A few days ago I ended up as a bystander in a heated debate between two inmates over this very topic. One had accused the other of being institutionalized and the other, unsurprisingly, had taken offense. The argument was, in part, over definition: one con interpreted the word to mean something akin to brain washing; the other was arguing that many people on the outside were just as institutionalized: by work, by family, by status. But however you define it, the concept is not pleasant, suggesting as it does some sort of ability to thrive in the warped environment of prison while being unable to function out in the real world.

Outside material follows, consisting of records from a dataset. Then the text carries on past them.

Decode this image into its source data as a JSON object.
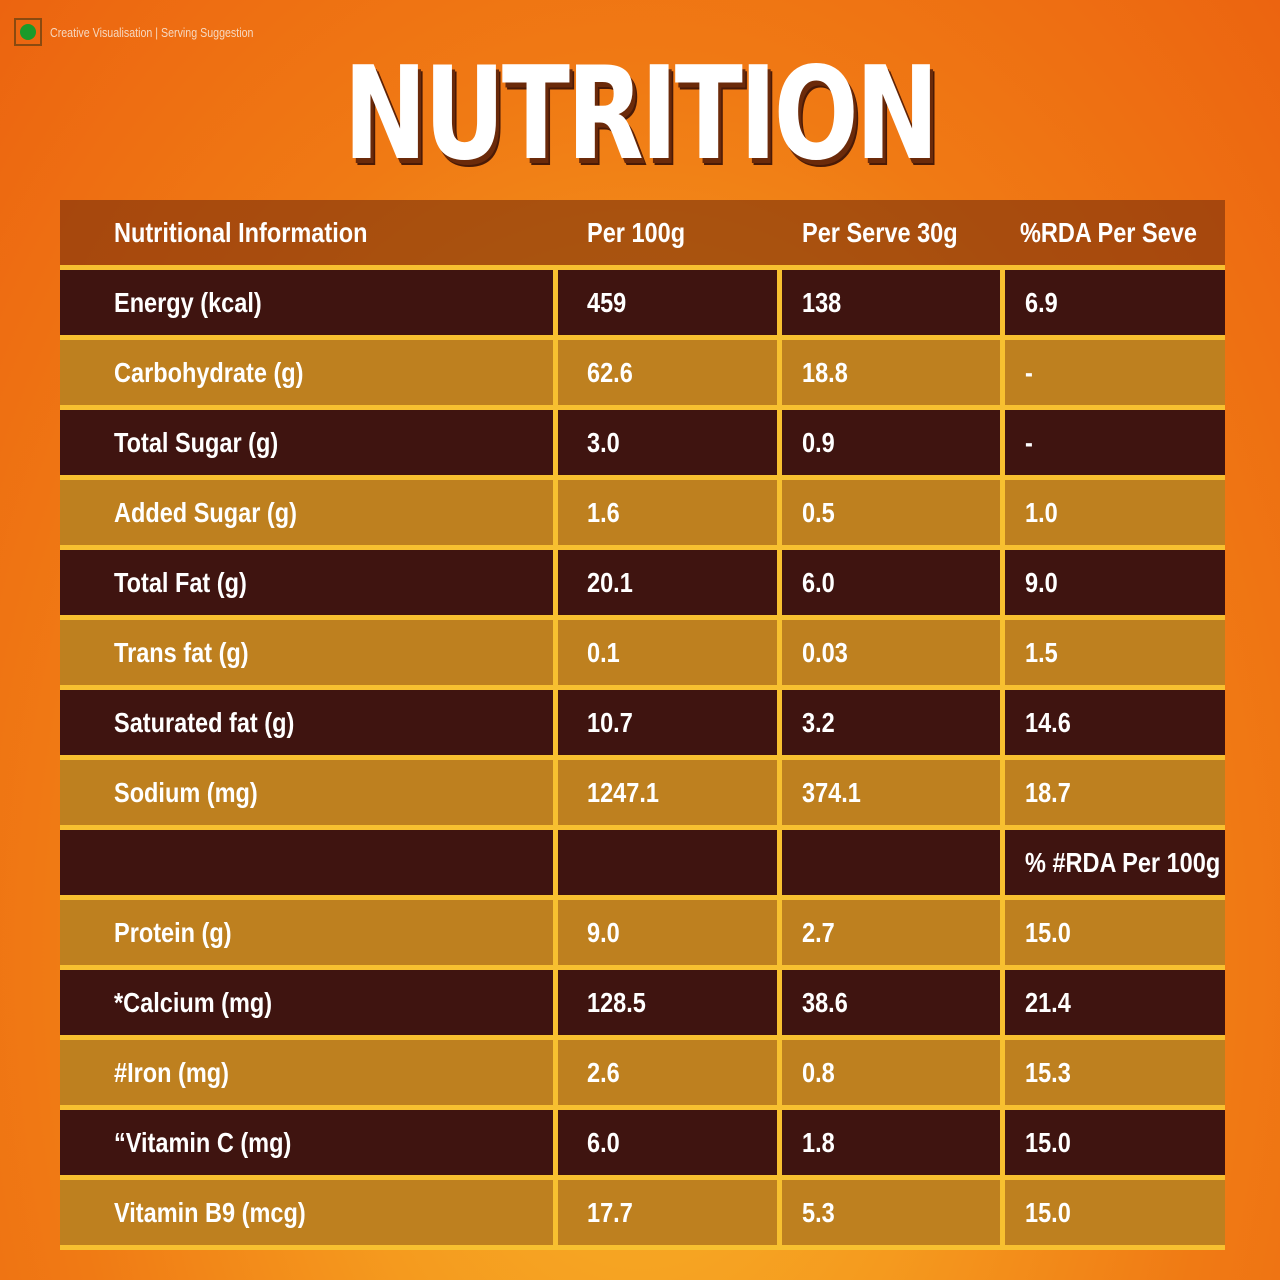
{
  "badge": {
    "icon": "veg-mark-icon",
    "color": "#1a9a2a",
    "note": "Creative Visualisation | Serving Suggestion"
  },
  "title": "NUTRITION",
  "colors": {
    "dark_row": "#3f1410",
    "grid_line": "#f7c030",
    "background": "#f07a14"
  },
  "table": {
    "headers": [
      "Nutritional Information",
      "Per 100g",
      "Per Serve 30g",
      "%RDA Per Seve"
    ],
    "rows": [
      [
        "Energy (kcal)",
        "459",
        "138",
        "6.9"
      ],
      [
        "Carbohydrate (g)",
        "62.6",
        "18.8",
        "-"
      ],
      [
        "Total Sugar (g)",
        "3.0",
        "0.9",
        "-"
      ],
      [
        "Added Sugar (g)",
        "1.6",
        "0.5",
        "1.0"
      ],
      [
        "Total Fat (g)",
        "20.1",
        "6.0",
        "9.0"
      ],
      [
        "Trans fat (g)",
        "0.1",
        "0.03",
        "1.5"
      ],
      [
        "Saturated fat (g)",
        "10.7",
        "3.2",
        "14.6"
      ],
      [
        "Sodium (mg)",
        "1247.1",
        "374.1",
        "18.7"
      ],
      [
        "",
        "",
        "",
        "% #RDA Per 100g"
      ],
      [
        "Protein (g)",
        "9.0",
        "2.7",
        "15.0"
      ],
      [
        "*Calcium (mg)",
        "128.5",
        "38.6",
        "21.4"
      ],
      [
        "#Iron (mg)",
        "2.6",
        "0.8",
        "15.3"
      ],
      [
        "“Vitamin C (mg)",
        "6.0",
        "1.8",
        "15.0"
      ],
      [
        "Vitamin B9 (mcg)",
        "17.7",
        "5.3",
        "15.0"
      ]
    ]
  }
}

My sentence is comparatively short and I expect to spend most of it struggling to adapt to this place - to the culture, to the huge mix of obnoxious personalities, to the "prison hustle", as I call the endless push for small 'victories', everything from an extra piece of chicken in chow hall to a bottom bunk to a better job. To me it's all just not worth it. But those in for a long time - in particular those who've spent time at high-security joints - have the opposite problem. They've had to adapt to survive, if not thrive, in ways that make readjustment to the outside world hard, if not impossible.

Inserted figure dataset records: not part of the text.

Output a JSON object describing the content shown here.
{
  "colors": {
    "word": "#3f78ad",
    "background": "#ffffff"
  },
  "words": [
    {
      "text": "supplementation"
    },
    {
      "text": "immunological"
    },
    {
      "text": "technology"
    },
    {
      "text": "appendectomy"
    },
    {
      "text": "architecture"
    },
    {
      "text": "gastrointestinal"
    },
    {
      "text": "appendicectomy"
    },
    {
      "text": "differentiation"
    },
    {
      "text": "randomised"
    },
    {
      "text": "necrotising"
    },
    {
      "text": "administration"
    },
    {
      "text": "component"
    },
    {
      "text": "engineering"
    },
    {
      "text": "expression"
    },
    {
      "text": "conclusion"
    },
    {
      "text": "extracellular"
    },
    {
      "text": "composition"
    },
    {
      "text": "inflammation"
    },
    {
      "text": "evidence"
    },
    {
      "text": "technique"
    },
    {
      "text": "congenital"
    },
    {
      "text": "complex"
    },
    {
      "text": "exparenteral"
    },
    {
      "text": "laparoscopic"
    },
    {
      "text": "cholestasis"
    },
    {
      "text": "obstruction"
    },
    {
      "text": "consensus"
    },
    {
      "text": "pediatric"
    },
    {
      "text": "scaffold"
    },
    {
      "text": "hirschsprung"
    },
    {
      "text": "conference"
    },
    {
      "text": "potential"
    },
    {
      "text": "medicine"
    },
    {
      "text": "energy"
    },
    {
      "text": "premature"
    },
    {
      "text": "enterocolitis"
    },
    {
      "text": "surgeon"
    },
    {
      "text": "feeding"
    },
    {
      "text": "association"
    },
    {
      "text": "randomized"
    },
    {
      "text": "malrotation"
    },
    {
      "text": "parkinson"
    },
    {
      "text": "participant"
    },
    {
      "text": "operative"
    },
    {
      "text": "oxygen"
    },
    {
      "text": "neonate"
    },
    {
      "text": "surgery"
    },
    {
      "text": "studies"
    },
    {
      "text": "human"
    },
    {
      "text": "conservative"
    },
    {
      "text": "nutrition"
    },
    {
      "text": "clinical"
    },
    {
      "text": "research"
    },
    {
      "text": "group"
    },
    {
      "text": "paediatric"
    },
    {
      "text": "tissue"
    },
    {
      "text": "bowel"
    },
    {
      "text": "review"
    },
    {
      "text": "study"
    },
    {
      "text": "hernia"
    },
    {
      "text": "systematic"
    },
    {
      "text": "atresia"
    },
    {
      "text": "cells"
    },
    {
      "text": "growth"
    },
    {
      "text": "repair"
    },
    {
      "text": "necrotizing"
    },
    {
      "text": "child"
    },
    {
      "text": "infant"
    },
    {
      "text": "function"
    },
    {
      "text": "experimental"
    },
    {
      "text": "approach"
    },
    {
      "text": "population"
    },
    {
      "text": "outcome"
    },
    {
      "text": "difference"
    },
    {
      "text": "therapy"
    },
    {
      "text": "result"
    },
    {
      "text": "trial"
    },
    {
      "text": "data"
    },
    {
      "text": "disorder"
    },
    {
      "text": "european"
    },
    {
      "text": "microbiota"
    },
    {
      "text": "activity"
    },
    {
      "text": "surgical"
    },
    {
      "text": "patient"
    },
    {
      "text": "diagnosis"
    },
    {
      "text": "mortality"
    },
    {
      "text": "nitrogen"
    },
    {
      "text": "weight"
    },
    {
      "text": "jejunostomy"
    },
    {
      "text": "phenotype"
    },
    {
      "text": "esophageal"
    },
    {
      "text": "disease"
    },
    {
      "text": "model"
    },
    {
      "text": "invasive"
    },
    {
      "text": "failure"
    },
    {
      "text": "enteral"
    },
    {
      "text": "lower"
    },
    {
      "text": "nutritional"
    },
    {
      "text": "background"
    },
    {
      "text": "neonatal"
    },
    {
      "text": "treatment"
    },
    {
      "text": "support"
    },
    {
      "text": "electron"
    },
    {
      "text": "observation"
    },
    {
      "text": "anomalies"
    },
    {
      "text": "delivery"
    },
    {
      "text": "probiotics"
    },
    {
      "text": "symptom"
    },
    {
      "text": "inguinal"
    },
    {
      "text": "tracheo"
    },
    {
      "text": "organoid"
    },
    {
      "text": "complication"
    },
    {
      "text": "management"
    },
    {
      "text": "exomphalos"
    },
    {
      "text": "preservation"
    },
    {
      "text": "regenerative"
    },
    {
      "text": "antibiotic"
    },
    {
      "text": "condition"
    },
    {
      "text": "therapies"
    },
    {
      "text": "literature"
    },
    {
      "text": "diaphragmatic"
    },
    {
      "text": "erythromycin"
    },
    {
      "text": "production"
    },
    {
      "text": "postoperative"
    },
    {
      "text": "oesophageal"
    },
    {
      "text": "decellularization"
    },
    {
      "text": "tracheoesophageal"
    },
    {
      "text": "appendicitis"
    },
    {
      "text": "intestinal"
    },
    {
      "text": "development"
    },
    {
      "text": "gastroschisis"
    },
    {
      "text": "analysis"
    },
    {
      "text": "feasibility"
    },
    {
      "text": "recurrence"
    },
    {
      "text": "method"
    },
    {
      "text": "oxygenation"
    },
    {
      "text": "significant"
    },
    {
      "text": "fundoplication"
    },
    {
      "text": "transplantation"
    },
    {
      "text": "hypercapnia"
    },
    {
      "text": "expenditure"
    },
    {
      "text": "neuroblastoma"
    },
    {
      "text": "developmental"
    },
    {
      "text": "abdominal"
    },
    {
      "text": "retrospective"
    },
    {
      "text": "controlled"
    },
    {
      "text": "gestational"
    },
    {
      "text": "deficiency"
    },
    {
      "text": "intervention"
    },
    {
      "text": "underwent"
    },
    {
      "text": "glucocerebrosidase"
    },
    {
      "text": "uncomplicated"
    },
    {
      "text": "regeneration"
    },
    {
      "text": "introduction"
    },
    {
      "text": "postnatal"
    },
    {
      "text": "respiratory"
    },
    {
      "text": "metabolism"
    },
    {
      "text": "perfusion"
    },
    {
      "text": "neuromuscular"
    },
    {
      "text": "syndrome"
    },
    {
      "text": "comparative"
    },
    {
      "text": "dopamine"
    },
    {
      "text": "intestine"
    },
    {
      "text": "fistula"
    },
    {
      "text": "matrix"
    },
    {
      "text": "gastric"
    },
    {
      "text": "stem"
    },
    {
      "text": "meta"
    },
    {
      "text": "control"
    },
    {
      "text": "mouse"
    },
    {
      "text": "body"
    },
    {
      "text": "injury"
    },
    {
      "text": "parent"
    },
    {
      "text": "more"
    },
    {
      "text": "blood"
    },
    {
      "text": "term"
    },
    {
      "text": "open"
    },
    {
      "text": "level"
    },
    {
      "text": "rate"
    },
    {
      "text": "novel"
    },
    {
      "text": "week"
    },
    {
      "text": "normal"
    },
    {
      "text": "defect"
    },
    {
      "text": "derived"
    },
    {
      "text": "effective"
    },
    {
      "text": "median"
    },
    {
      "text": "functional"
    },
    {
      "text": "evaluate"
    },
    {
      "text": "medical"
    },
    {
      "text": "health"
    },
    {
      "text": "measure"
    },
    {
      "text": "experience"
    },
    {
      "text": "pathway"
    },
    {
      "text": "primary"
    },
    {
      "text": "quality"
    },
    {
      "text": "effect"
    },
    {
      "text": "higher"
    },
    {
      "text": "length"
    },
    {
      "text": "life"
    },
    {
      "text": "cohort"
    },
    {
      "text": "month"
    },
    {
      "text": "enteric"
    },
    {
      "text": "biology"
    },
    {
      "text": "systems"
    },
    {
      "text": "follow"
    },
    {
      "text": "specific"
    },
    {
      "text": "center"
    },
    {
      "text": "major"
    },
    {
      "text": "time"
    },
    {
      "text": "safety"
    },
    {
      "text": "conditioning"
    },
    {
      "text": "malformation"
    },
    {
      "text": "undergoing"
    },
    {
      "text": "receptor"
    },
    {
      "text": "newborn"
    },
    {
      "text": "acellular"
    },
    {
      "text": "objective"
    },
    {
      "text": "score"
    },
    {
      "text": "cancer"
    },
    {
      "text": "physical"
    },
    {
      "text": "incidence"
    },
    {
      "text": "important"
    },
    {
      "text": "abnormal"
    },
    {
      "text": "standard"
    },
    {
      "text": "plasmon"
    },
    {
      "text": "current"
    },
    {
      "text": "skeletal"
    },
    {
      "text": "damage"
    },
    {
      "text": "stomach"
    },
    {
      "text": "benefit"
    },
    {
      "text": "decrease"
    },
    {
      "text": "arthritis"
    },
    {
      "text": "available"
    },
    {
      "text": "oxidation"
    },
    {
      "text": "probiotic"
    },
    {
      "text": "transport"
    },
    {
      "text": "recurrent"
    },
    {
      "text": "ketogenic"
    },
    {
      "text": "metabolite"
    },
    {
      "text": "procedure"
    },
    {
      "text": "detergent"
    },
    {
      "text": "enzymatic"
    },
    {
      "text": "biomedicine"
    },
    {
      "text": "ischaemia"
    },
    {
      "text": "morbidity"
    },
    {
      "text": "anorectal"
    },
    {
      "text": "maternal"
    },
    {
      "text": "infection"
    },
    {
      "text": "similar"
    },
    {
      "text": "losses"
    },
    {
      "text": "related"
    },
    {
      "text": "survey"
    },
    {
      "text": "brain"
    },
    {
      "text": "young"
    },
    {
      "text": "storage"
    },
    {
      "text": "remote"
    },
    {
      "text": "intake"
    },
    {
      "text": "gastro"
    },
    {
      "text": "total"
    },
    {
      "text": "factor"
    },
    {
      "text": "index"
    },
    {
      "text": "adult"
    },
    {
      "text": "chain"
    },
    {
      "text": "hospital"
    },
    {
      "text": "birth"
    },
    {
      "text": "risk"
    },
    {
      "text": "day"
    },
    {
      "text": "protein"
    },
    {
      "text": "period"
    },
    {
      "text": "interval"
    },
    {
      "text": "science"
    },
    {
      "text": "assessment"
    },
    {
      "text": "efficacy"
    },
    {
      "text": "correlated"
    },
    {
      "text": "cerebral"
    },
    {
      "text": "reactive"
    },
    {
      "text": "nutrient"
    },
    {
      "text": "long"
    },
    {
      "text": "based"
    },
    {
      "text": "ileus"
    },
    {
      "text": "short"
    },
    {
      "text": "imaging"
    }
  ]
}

The fact is, the skills it takes to be a 'good' prisoner are not at all the skills it takes to be a good citizen. In prison, domination, sneakiness, selective rule-breaking and loyalty (to your race, to your bunk mate, etc) are valued above all else. It's a lord-of-the flies, winner take all mentality. Rule breaking and stealing are part of daily life. For those without outside support, hustling for cash to buy things at commissary is essential for survival. Not exactly useful skills on the outside, or at least not if you are aiming for anything more than basic survival. Or success on Wall Street. 

The result, at least in my definition, is institutionalization. And our system does almost nothing to counteract it. Hence, our extremely high recidivism rate. I'm lucky to be participating in one of the few - if not only - program that actually invests resources to counteract institutionalization. I may not be particularly needy of this particular focus, but it's nice to see that given sufficient resources and effort it can work for many. It's just too bad that it's only available for those with a drug addiction and not more broadly for all cons.